Given the hypothesis that SMECE arises from embryologic remnants of the UBB/solid cell nests, we sought to further establish this pathogenetic link by illustrating the p63 staining pattern in SMECE. In the three cases that we studied, all demonstrated intense nuclear staining in nearly 100% of the tumors cells. Furthermore, this study confirms the presence of p63 staining in normal and hyperplastic UBB/solid cell nests. This marker did not demonstrate positive staining in papillary carcinomas with squamoid differentiation.

The normal follicular epithelial cells did not show nuclear positivity for this marker.
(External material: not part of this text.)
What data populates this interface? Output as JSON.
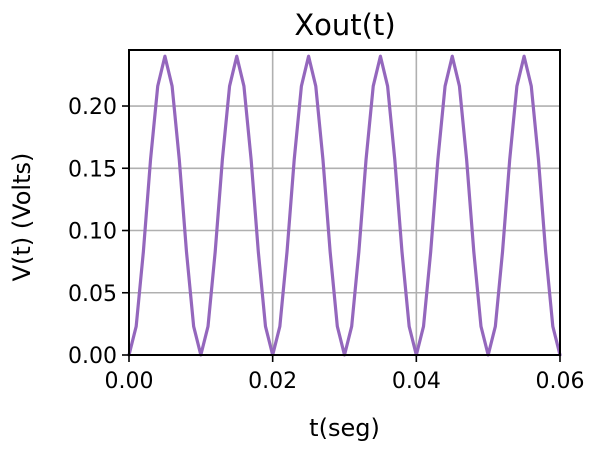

The presence of different isotypes for p63 proteins makes it difficult to assess the functional and developmental significance of expression of p63 protein product in mature tissues or stem cells of different organ systems. The nonspecific antibody that we used does not allow us to differentiate between the isotypes. However, with positive immunostaining for p63 protein products in SMECE, it is highly likely that the embryologic origin is ectodermal. It is unlikely that p63 alone will enable distinction between SMECE and the common or rare tumors in the differential diagnosis. For example, typical head and neck squamous cell carcinoma, which can secondarily involve the thyroid, is nearly always positive for p63.13 In the two cases of papillary carcinoma with squamoid differentiation that we examined, the p63 was negative.

The presence of p63 protein in SMECE and non-neoplastic UBB is additional evidence that the two entities are linked biologically and that p63 may serve as a very useful marker for this rare, but challenging tumor in the thyroid gland. By using the histologic findings, histochemical stains for mucin, and a panel of appropriate immunohistochemical stains (p63, thyroglobulin, cytokeratins, calcitonin, and thyroid transcription factor-1), the diagnosis is likely to be established for both common and unusual tumors.